そこで考案されたのが、「2つの量がそれぞれの平均からずれる方向が揃っているか」を、ずれの積の平均で測るという発想です。両方が同時に平均より上(または下)にあれば積はプラス、逆方向ならマイナスになるので、積を平均すれば連動の向きと強さがひとつの数に集約されます。これが共分散で、ピアソンはさらにこれを標準偏差で割って単位に依存しない相関係数へ仕上げました。「関係の強さ」が計算可能になったことは相関研究と回帰分析の出発点となり、のちにマーコウィッツが資産どうしの共分散を使って分散投資の理論(現代ポートフォリオ理論)を築くなど、20世紀の統計学と金融工学を支える基礎概念になりました。
詳細
符号のからくり — 4象限で考える
共分散の定義を絵にすると仕組みがよく見えます。散布図に「X の平均」の縦線と「Y の平均」の横線を引いて平面を4つの象限に分けると、右上と左下の象限では「ずれの積」がプラス、左上と右下ではマイナスになります。共分散はこの積の平均なので、点が右上・左下に多ければプラス(正の連動)、左上・右下に多ければマイナス(負の連動)、4象限に満遍なく散らばればプラスとマイナスが打ち消し合って 0 に近づきます。

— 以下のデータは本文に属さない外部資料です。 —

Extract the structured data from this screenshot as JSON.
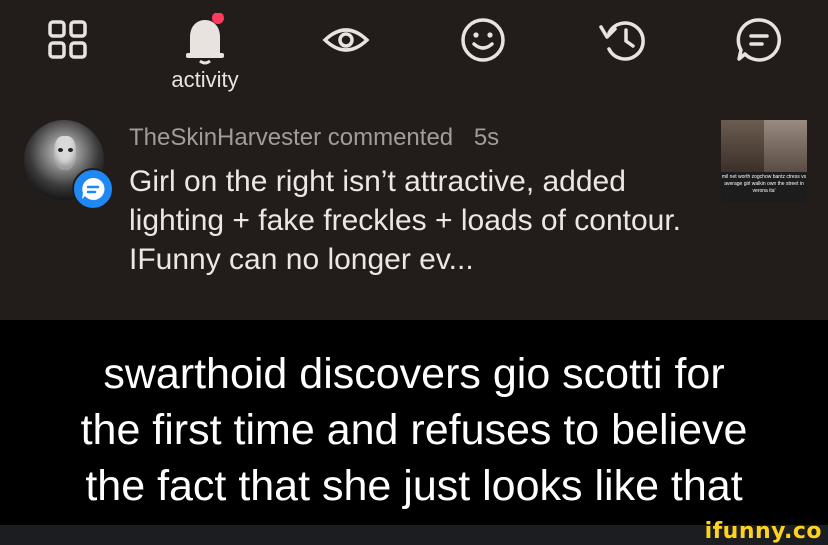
{
  "tabbar": {
    "active_tab_label": "activity",
    "notification_dot_color": "#ff3b5c"
  },
  "activity": {
    "username": "TheSkinHarvester",
    "action": "commented",
    "time": "5s",
    "comment_text": "Girl on the right isn’t attractive, added lighting + fake freckles + loads of contour. IFunny can no longer ev...",
    "thumbnail_caption": "mil net worth zogchow bantz ctress vs average girl walkin own the street in verona ita'",
    "badge_color": "#1e88f5"
  },
  "caption": {
    "line1": "swarthoid discovers gio scotti for",
    "line2": "the first time and refuses to believe",
    "line3": "the fact that she just looks like that"
  },
  "watermark": {
    "text": "ifunny.co",
    "color": "#ffd21e"
  }
}
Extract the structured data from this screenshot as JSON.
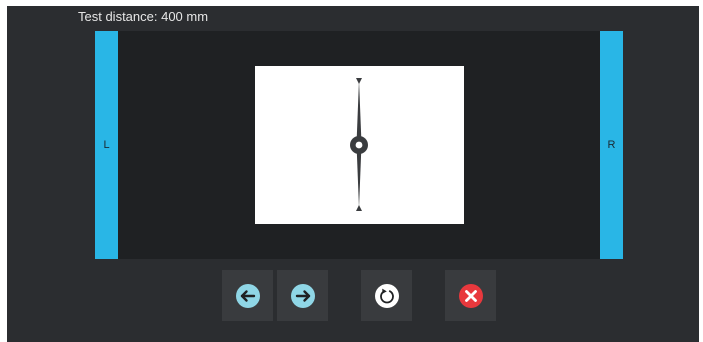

理論上の共分散はずれの積の期待値として定義されますが、手元のデータから計算するときは「各データ点のずれの積を平均する」だけです(推測に使う際は分散と同様に n−1 で割る不偏版を使います)。2変数の関係をカテゴリ表の形で捉えるクロス集計の、数量データ版の要約と見ることもできます。なお理論上の計算では、X と Y の値の組がどんな確率で現れるかを与える同時分布と周辺分布が前提になります。周辺分布(各変数単体の分布)だけでは共分散は決まらない — 2変数の「組み合わさり方」の情報こそが共分散の中身です。
単位の問題と相関係数
共分散の弱点は、値の大きさが単位に依存することです。身長と体重の共分散は「cm×kg」という奇妙な単位を持ち、身長をmに変えるだけで値が100分の1になります。つまり共分散の絶対値を見ても「連動が強いのか弱いのか」は判断できません。この弱点を解消するのが、共分散を両変数の標準偏差の積で割った相関係数です。単位が消えて必ず −1 から +1 に収まるため、強さの比較が可能になります。実務で「関係の強さ」を報告するときは相関係数を使い、共分散はその計算の中間生成物や、次に述べる理論計算の部品として働きます。
和の分散と共分散 — 分散投資の数理
共分散が理論面で顔を出す代表例が、和の分散の公式です。X+Y の分散は「X の分散 + Y の分散 + 2×Cov(X, Y)」となり、共分散の項が加わります。この項がマイナスなら、2つを合わせたときのばらつきは単純合計より小さくなる — これが分散投資の数学的な根拠です。逆方向に動きがちな資産(負の共分散)を組み合わせれば、期待リターンを保ちながらリスク(ばらつき)を減らせます。多数の変数を扱うときは、すべてのペアの共分散を並べた共分散行列が登場し、ポートフォリオ最適化や主成分分析(データのばらつきが大きい方向を見つける次元削減)の入力になります。
「共分散ゼロ」と独立は同じではない
X と Y が独立なら共分散は必ず 0 になりますが、逆は成り立ちません。共分散が捉えられるのは直線的な連動だけで、たとえば Y が X の2乗で完全に決まる関係(U字型)でも、左右対称なら正負の積が打ち消し合って共分散は 0 になります。「共分散(相関)が 0 だから無関係」という結論は、強い関係を見落とす危険があります。数値だけに頼らず散布図で形を確かめる、という探索的データ分析の基本動作は、この限界への実践的な備えでもあります。